Some time later she explained to me that she had attempted to hold on to her calm place, but it had escaped and run down her leg, disappearing.

Rather like she did, but with less screaming.

Then she wept for an hour.

Then something amused her and she fell on the floor giggling.

My daughter has more emotional range on an average afternoon than I have displayed in the last ten years.

Monday, December 12, 2011

All the weary mothers of the world . . .

Firefly declined his nap time. I hope to exact payment from him in the form of an early bedtime. And by "early" I mean "on time, like any normal child."

Thing I don't understand: the 180 day school schedule. Munchkin's books usually have lesson plans of 140 or so lessons. I don't know what the other days are. And apparently we're supposed to be doing 180 lessons a year. I have to work every day. Why is it that children don't? And given that children have the memories of goldfish (once round the bowl and they've forgotten everything they ever knew and are seeing the pink stucco castle for the very first time), would it be better to give them shorter lessons more often rather than full days only half of the year?

Saturday, December 10, 2011

Drowning woman waving

I'm drowning. That's why I'm not updating here. Munchkin is spending three to four hours a day doing home school, which has tipped the workload for her mother from "controlled chaos" to just the chaos part. Plus this being-Jewish business is time-consuming. Especially in a city without a close by kosher bakery that we are willing to use.

I'm looking for someone to clean and/or run my boys in a circle a few times a week, and if I find someone (IYH) I will update more often.

Thursday, November 17, 2011

Minutia

It makes me happy to know that should the police ever come to my house, they would know immediately that I'm not a drug addict. They would know this because, if TV and personal experience are to be believed (and of course they are), drug addicts never have sheets on their beds. I am marginally neurotic about sheets on beds.

No one has ever tested me for drugs immediately post-childbirth. No one has tested my children either.

If you are having a difficult day and feeling slightly tearful, it is important that you not listen to anything by Joan Baez. Just put the Joan Baez down and step away. Instead, watch documentaries about meth addiction and be pleased that you change your sheets regularly and are not in rehab.

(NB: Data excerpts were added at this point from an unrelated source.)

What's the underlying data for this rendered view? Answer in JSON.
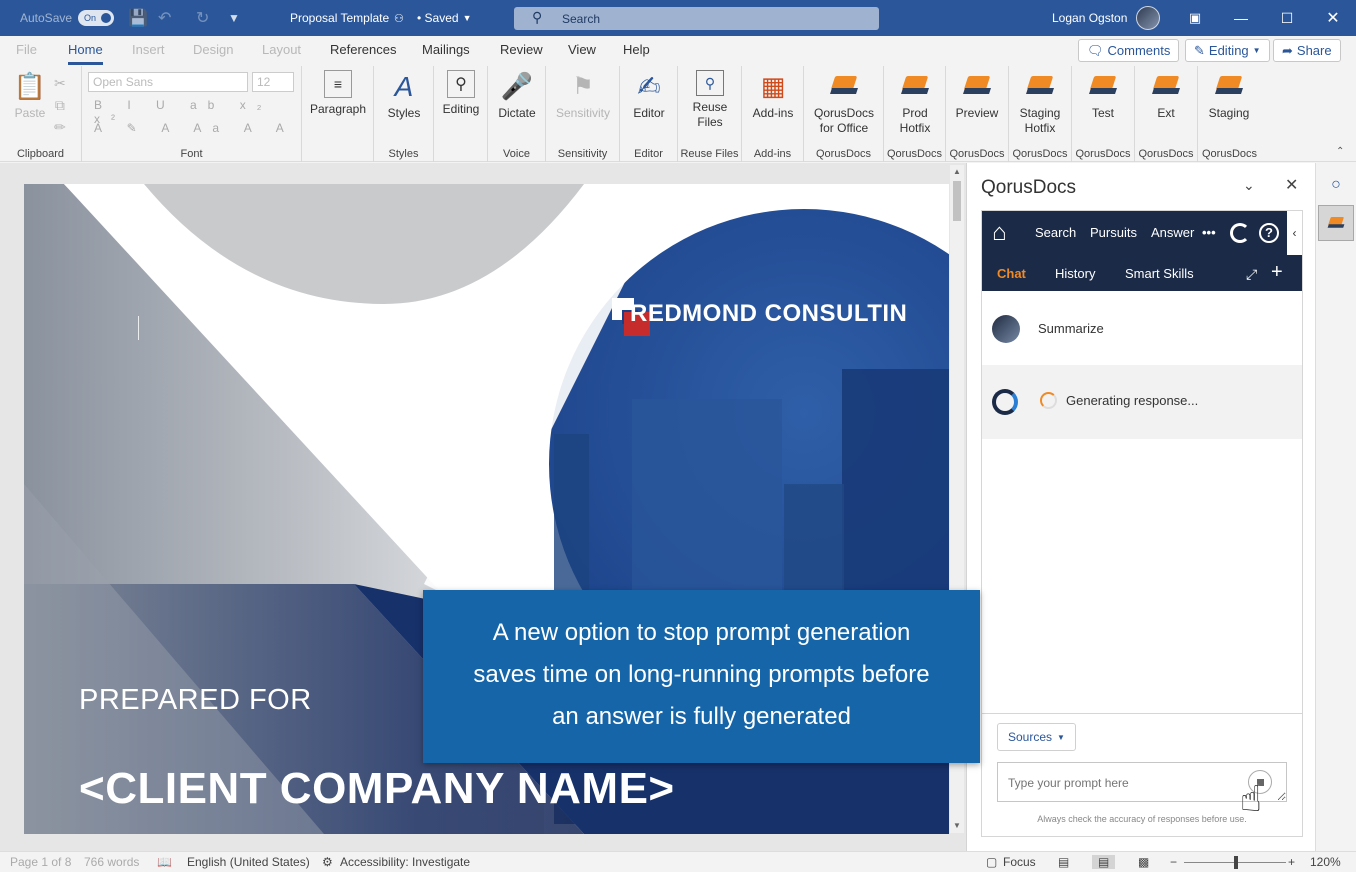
{
  "titlebar": {
    "autosave_label": "AutoSave",
    "autosave_state": "On",
    "doc_title": "Proposal Template",
    "saved_status": "• Saved",
    "search_placeholder": "Search",
    "user_name": "Logan Ogston"
  },
  "menu": {
    "tabs": [
      "File",
      "Home",
      "Insert",
      "Design",
      "Layout",
      "References",
      "Mailings",
      "Review",
      "View",
      "Help"
    ],
    "comments_label": "Comments",
    "editing_label": "Editing",
    "share_label": "Share"
  },
  "ribbon": {
    "clipboard_label": "Clipboard",
    "paste_label": "Paste",
    "font_name": "Open Sans",
    "font_size": "12",
    "font_group_label": "Font",
    "paragraph_label": "Paragraph",
    "styles_label": "Styles",
    "styles_group_label": "Styles",
    "editing_label": "Editing",
    "dictate_label": "Dictate",
    "voice_group_label": "Voice",
    "sensitivity_label": "Sensitivity",
    "sensitivity_group_label": "Sensitivity",
    "editor_label": "Editor",
    "editor_group_label": "Editor",
    "reuse_files_label_1": "Reuse",
    "reuse_files_label_2": "Files",
    "reuse_files_group_label": "Reuse Files",
    "addins_label": "Add-ins",
    "addins_group_label": "Add-ins",
    "qorus_buttons": [
      {
        "line1": "QorusDocs",
        "line2": "for Office",
        "group": "QorusDocs"
      },
      {
        "line1": "Prod",
        "line2": "Hotfix",
        "group": "QorusDocs"
      },
      {
        "line1": "Preview",
        "line2": "",
        "group": "QorusDocs"
      },
      {
        "line1": "Staging",
        "line2": "Hotfix",
        "group": "QorusDocs"
      },
      {
        "line1": "Test",
        "line2": "",
        "group": "QorusDocs"
      },
      {
        "line1": "Ext",
        "line2": "",
        "group": "QorusDocs"
      },
      {
        "line1": "Staging",
        "line2": "",
        "group": "QorusDocs"
      }
    ]
  },
  "document": {
    "logo_text": "REDMOND CONSULTIN",
    "prepared_for": "PREPARED FOR",
    "client_name": "<CLIENT COMPANY NAME>"
  },
  "callout": {
    "line1": "A new option to stop prompt generation",
    "line2": "saves time on long-running prompts before",
    "line3": "an answer is fully generated"
  },
  "pane": {
    "title": "QorusDocs",
    "nav": [
      "Search",
      "Pursuits",
      "Answer"
    ],
    "subtabs": [
      "Chat",
      "History",
      "Smart Skills"
    ],
    "user_message": "Summarize",
    "bot_status": "Generating response...",
    "sources_label": "Sources",
    "prompt_placeholder": "Type your prompt here",
    "disclaimer": "Always check the accuracy of responses before use."
  },
  "status": {
    "page": "Page 1 of 8",
    "words": "766 words",
    "language": "English (United States)",
    "accessibility": "Accessibility: Investigate",
    "focus": "Focus",
    "zoom": "120%"
  },
  "colors": {
    "word_blue": "#2b579a",
    "qorus_navy": "#1b2a47",
    "qorus_orange": "#f08a24",
    "callout_blue": "#1565a8"
  }
}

Rehab (why is it always called rehab and never rehabilitation?) looks dull in that workshoppy way. You know, trust exercises and brain storming and listening to dull people take turns speaking while everyone sits in a circle. I wish to avoid all of these activities, which is why I don't want to go into teaching nor become an alcoholic. Plus this particular TV-rehab looks like it makes you bring your children.